Serves 4 – adapted from Everyday Food magazine
- 1/2 tablespoon butter
- 1 medium onion, finely diced
- 2 garlic cloves, roughly chopped
- 1 cup basmati rice
- 1 tablespoon finely grated lemon zest (from 1 lemon)
- 2 tablespoons lemon juice
- 2 cups chicken broth
- 2 small zucchinis (or 1 medium zucchini), halved lengthwise and sliced
- salt & pepper
- 1 pound cod or other firm white-fleshed fish, cut into 4 fillets
- 2 teaspoons coriander spice mix (see below)
Coriander spice mix:
In a small bowl, stir together:
- 1/4 cup ground coriander
- 1 tablespoon ground ginger
- 1 tablespoon ground paprika (you can also use hot Hungarian Paprika)

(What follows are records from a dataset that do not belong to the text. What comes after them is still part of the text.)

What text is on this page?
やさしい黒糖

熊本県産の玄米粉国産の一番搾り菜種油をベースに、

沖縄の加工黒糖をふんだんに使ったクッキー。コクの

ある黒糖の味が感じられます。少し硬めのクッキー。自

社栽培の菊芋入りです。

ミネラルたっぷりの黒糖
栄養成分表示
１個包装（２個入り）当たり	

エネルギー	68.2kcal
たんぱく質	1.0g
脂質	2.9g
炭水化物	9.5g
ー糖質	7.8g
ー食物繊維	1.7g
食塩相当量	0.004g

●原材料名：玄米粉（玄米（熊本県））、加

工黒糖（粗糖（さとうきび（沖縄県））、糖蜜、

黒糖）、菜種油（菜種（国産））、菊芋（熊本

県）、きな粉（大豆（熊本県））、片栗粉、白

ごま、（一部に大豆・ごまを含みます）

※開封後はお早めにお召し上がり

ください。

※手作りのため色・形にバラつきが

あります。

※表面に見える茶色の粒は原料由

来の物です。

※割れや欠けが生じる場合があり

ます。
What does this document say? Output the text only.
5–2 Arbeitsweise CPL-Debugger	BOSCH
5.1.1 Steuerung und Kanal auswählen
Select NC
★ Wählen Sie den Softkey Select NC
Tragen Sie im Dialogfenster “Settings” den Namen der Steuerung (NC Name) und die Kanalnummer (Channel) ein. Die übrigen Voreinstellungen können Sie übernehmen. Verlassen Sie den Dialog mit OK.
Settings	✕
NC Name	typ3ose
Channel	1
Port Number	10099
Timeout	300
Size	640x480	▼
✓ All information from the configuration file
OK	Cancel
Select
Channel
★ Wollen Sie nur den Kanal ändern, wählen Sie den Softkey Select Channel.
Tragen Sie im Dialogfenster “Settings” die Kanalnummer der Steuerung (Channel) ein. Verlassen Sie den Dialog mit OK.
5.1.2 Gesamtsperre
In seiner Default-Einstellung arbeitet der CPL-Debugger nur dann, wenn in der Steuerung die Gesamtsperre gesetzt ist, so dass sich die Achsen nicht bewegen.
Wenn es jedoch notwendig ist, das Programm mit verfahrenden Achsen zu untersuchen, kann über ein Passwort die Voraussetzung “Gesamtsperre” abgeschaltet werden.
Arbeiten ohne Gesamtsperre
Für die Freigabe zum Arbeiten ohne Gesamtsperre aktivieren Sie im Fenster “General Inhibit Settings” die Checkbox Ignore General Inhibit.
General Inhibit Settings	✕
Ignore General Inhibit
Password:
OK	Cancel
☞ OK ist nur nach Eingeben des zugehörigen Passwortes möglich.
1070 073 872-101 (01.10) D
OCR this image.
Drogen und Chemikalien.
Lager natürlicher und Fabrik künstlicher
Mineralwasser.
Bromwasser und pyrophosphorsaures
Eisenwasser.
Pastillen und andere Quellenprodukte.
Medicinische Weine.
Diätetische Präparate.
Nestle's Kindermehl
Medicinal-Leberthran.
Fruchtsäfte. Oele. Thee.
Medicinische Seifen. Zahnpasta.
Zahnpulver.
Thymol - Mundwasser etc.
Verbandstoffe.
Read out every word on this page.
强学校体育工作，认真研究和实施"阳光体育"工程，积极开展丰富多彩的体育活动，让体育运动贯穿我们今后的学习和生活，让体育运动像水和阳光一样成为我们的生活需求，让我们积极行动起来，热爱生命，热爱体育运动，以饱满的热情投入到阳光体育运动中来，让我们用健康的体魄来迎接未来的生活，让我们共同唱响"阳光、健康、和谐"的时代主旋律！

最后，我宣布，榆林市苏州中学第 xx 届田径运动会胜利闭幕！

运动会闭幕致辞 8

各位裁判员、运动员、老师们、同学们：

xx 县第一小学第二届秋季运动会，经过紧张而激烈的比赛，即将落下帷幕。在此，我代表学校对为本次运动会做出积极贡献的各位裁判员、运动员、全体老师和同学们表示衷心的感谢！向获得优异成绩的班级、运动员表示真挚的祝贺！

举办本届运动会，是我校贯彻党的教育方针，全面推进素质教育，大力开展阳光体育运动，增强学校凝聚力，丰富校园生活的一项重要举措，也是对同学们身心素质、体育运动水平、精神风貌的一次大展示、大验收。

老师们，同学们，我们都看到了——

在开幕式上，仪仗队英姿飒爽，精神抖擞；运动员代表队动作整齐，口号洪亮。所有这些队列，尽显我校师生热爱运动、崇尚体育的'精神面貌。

- 1 tablespoon coarse salt
- 1 1/2 teaspoons ground cumin
- 1/4 teaspoon ground pepper
Store in an airtight container.
This spice mix makes about 1/2 cup, but we only need 2 teaspoons. I roughly halved the recipe, you can even quarter it (you don’t need to be very precise in your measurements!). I saved the rest on a marked container. You can even rub it on chicken before cooking.
In a medium saucepan over medium heat, add the butter, then the onion. Cook the onion stirring occasionally until tender for a few minutes.
Add the garlic and stir for 30s.
Add the rice and stir for 1 minute.
Add the lemon zest, lemon juice, broth, zucchini, salt and pepper. Stir and bring to a boil over medium-high heat. Reduce to a simmer, cover and cook for 13 minutes.
Sprinkle spice mix over fish, 1/2 teaspoon per slice of fish.
Arrange the fish over rice in a single layer with the spice side up.
Cover again and cook until the rice is tender and the fish is opaque throughout, 5 to 7 minutes.
Serve with a garlicky tomato salad (with or without the green onions).